The crown is the very top of your chimney. It is important that this part of your chimney be maintained to prevent water penetration, which can damage the masonry structure of your chimney, and weaken it. Masonry chimneys will expand and contract through the weather cycle, and this will cause cracks in your chimney crown. Crown seals prevent water penetration while still allowing the brick to expand and contract.
These pictures show a chase pan that is rusted and badly fitting. These can lead to water penetration of this pre-fabricated chimney which can cause rot or mold. Our custom made chase pan are galvanized steel, with stamped and soldered corners to create a sturdier structure and stronger frame.
The far left picture here gives you a closer look at a deteriorated chimney crown. You can see the thin cracks that have formed. These are called freeze-thaw cracks. You may also notice the broken flue tile on the right side. The center and right hand photos show the applied crown seal as well replaced flue tile and installed chimney caps.
Here we can see a close up of a chimney with a deteriorated crown. It has completely deteriorated from the beveled area, and the very top shows freeze-thaw cracks. Freeze thaw cracks occur as water penetrates the chimney crown then freezes and expands causing these cracks. If allowed to become serious you run the risk of water penetrating the chimney and causing structural damage.
Not every chimney will require a full reline or extensive repairs, but every once in a while smaller repairs are required to help maintain your chimney or masonry. Here you will find some before and after pictures of smaller repairs and maintenance work complete by Castle Chimney.

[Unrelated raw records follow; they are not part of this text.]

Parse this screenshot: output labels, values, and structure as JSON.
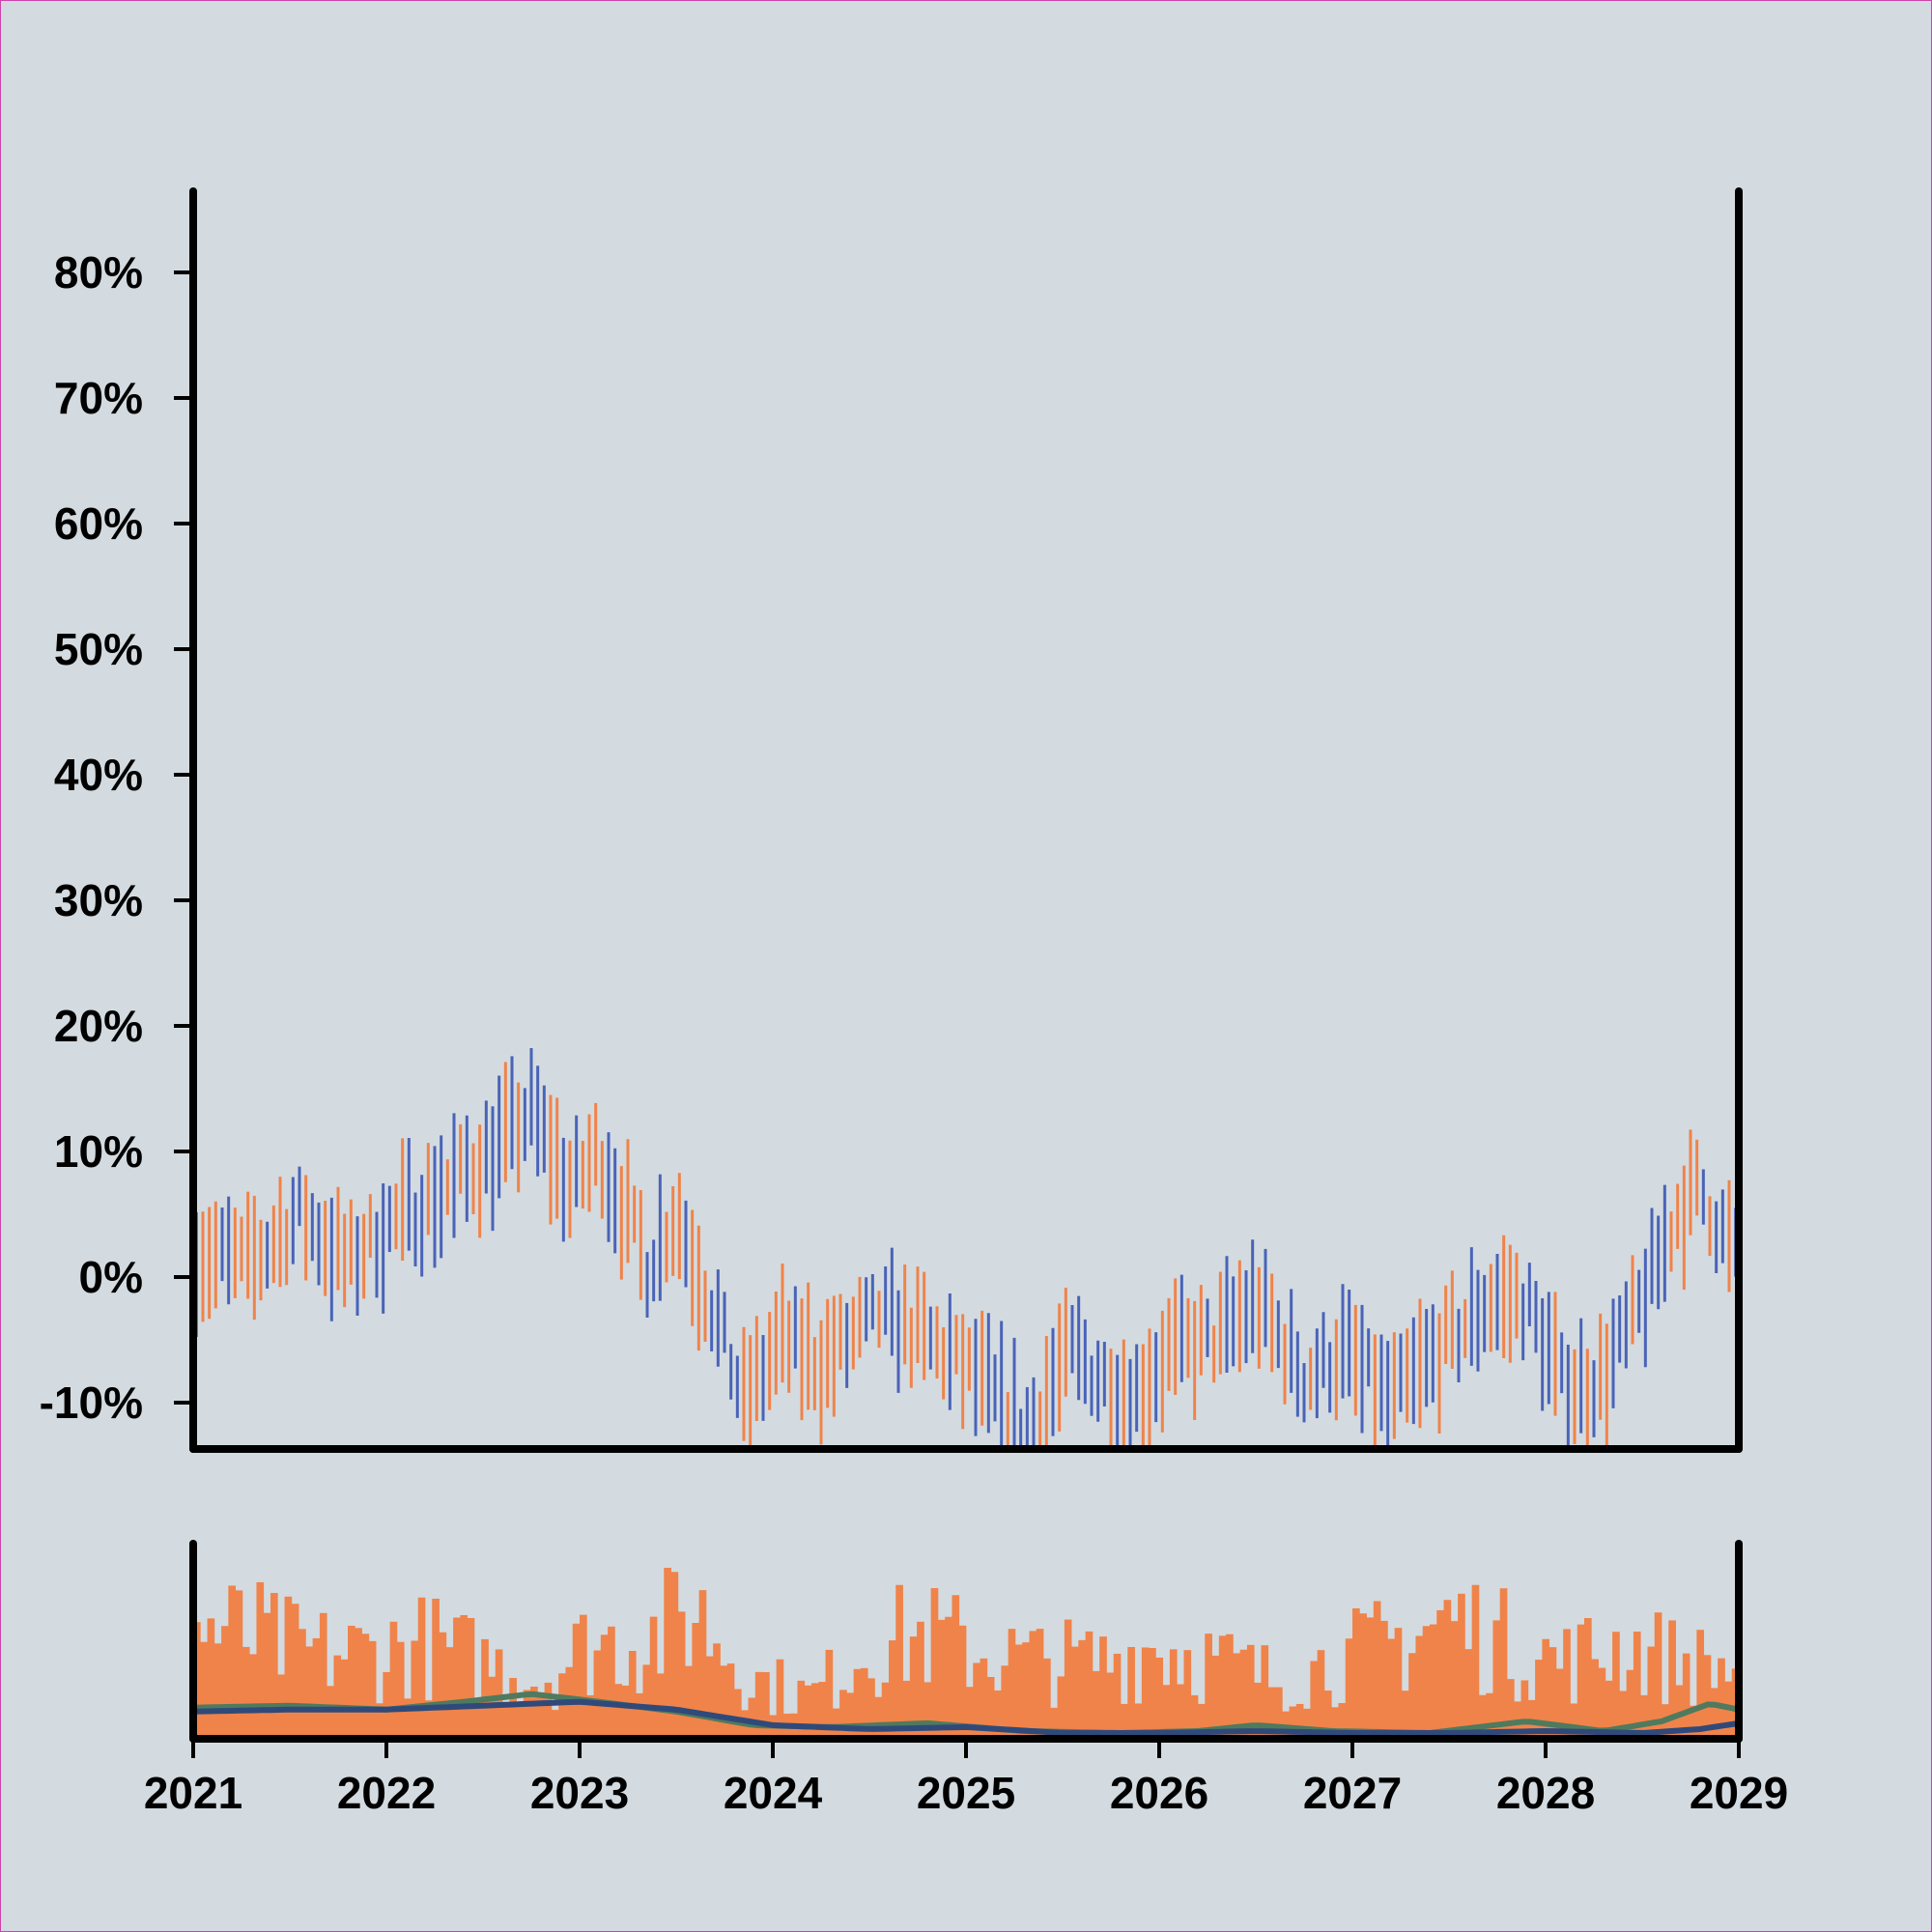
{
  "chart_data": {
    "type": "ohlc",
    "title": "",
    "xlabel": "",
    "ylabel": "",
    "y_tick_labels": [
      "-10%",
      "0%",
      "10%",
      "20%",
      "30%",
      "40%",
      "50%",
      "60%",
      "70%",
      "80%"
    ],
    "y_tick_values": [
      -10,
      0,
      10,
      20,
      30,
      40,
      50,
      60,
      70,
      80
    ],
    "x_tick_labels": [
      "2021",
      "2022",
      "2023",
      "2024",
      "2025",
      "2026",
      "2027",
      "2028",
      "2029"
    ],
    "x_tick_values": [
      2021,
      2022,
      2023,
      2024,
      2025,
      2026,
      2027,
      2028,
      2029
    ],
    "xlim": [
      2021,
      2029
    ],
    "ylim": [
      -13.5,
      86
    ],
    "grid": false,
    "colors": {
      "up": "#f0834a",
      "down": "#4a63b8",
      "volume": "#f0834a",
      "ma_fast": "#4f7a5e",
      "ma_slow": "#2f4a7a",
      "axis": "#000000",
      "background": "#d3dbe0"
    },
    "anchors": [
      [
        2021.0,
        2
      ],
      [
        2021.3,
        1
      ],
      [
        2021.55,
        5
      ],
      [
        2021.8,
        1
      ],
      [
        2022.0,
        4
      ],
      [
        2022.3,
        7
      ],
      [
        2022.55,
        10
      ],
      [
        2022.75,
        13
      ],
      [
        2022.95,
        7
      ],
      [
        2023.1,
        10
      ],
      [
        2023.35,
        1
      ],
      [
        2023.5,
        5
      ],
      [
        2023.7,
        -3
      ],
      [
        2023.85,
        -10
      ],
      [
        2024.05,
        -5
      ],
      [
        2024.25,
        -7
      ],
      [
        2024.55,
        -3
      ],
      [
        2024.8,
        -5
      ],
      [
        2025.05,
        -8
      ],
      [
        2025.3,
        -12
      ],
      [
        2025.55,
        -6
      ],
      [
        2025.85,
        -10
      ],
      [
        2026.05,
        -6
      ],
      [
        2026.3,
        -5
      ],
      [
        2026.5,
        -2
      ],
      [
        2026.75,
        -8
      ],
      [
        2026.95,
        -6
      ],
      [
        2027.2,
        -10
      ],
      [
        2027.45,
        -6
      ],
      [
        2027.7,
        -2
      ],
      [
        2027.9,
        -2
      ],
      [
        2028.1,
        -9
      ],
      [
        2028.3,
        -8
      ],
      [
        2028.5,
        -2
      ],
      [
        2028.68,
        5
      ],
      [
        2028.8,
        7
      ],
      [
        2029.0,
        1
      ]
    ],
    "volume_anchors": [
      [
        2021.0,
        0.65
      ],
      [
        2021.3,
        0.6
      ],
      [
        2021.6,
        0.5
      ],
      [
        2021.9,
        0.5
      ],
      [
        2022.2,
        0.55
      ],
      [
        2022.5,
        0.45
      ],
      [
        2022.8,
        0.35
      ],
      [
        2023.05,
        0.55
      ],
      [
        2023.4,
        0.6
      ],
      [
        2023.6,
        0.75
      ],
      [
        2023.9,
        0.35
      ],
      [
        2024.2,
        0.25
      ],
      [
        2024.5,
        0.55
      ],
      [
        2024.8,
        0.6
      ],
      [
        2025.1,
        0.5
      ],
      [
        2025.4,
        0.45
      ],
      [
        2025.7,
        0.45
      ],
      [
        2026.0,
        0.55
      ],
      [
        2026.3,
        0.45
      ],
      [
        2026.6,
        0.35
      ],
      [
        2026.9,
        0.45
      ],
      [
        2027.2,
        0.55
      ],
      [
        2027.5,
        0.7
      ],
      [
        2027.8,
        0.55
      ],
      [
        2028.1,
        0.45
      ],
      [
        2028.4,
        0.55
      ],
      [
        2028.7,
        0.45
      ],
      [
        2029.0,
        0.4
      ]
    ],
    "ma_fast_anchors": [
      [
        2021.0,
        0.13
      ],
      [
        2021.5,
        0.14
      ],
      [
        2022.0,
        0.12
      ],
      [
        2022.4,
        0.16
      ],
      [
        2022.75,
        0.2
      ],
      [
        2023.1,
        0.16
      ],
      [
        2023.5,
        0.11
      ],
      [
        2023.9,
        0.04
      ],
      [
        2024.3,
        0.03
      ],
      [
        2024.8,
        0.05
      ],
      [
        2025.3,
        0.01
      ],
      [
        2025.8,
        0.0
      ],
      [
        2026.2,
        0.01
      ],
      [
        2026.5,
        0.04
      ],
      [
        2026.9,
        0.01
      ],
      [
        2027.4,
        0.0
      ],
      [
        2027.9,
        0.06
      ],
      [
        2028.3,
        0.01
      ],
      [
        2028.6,
        0.06
      ],
      [
        2028.85,
        0.15
      ],
      [
        2029.0,
        0.12
      ]
    ],
    "ma_slow_anchors": [
      [
        2021.0,
        0.11
      ],
      [
        2021.5,
        0.12
      ],
      [
        2022.0,
        0.12
      ],
      [
        2022.5,
        0.14
      ],
      [
        2023.0,
        0.16
      ],
      [
        2023.5,
        0.12
      ],
      [
        2024.0,
        0.04
      ],
      [
        2024.5,
        0.02
      ],
      [
        2025.0,
        0.03
      ],
      [
        2025.5,
        0.0
      ],
      [
        2026.0,
        0.0
      ],
      [
        2026.5,
        0.01
      ],
      [
        2027.0,
        0.0
      ],
      [
        2027.5,
        0.0
      ],
      [
        2028.0,
        0.01
      ],
      [
        2028.5,
        0.0
      ],
      [
        2028.8,
        0.02
      ],
      [
        2029.0,
        0.05
      ]
    ]
  }
}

This photo set shows some damage caused by the use of incorrect products to a masonry chimney. You can see in the center the hard acrylic coating on the top and sides of the chimney. This hard coating was not designated for use on masonry, and the homeowner is lucky that the issue was caught quickly and corrected before serious damage could occur. The hard coating was difficult to remove before the crown could be reapplied and the brickwork repainted.
Here we see a standard before and after of a chimney crown seal. In this case a wire mesh was also applied over the flue opening to prevent animals from entering the flue.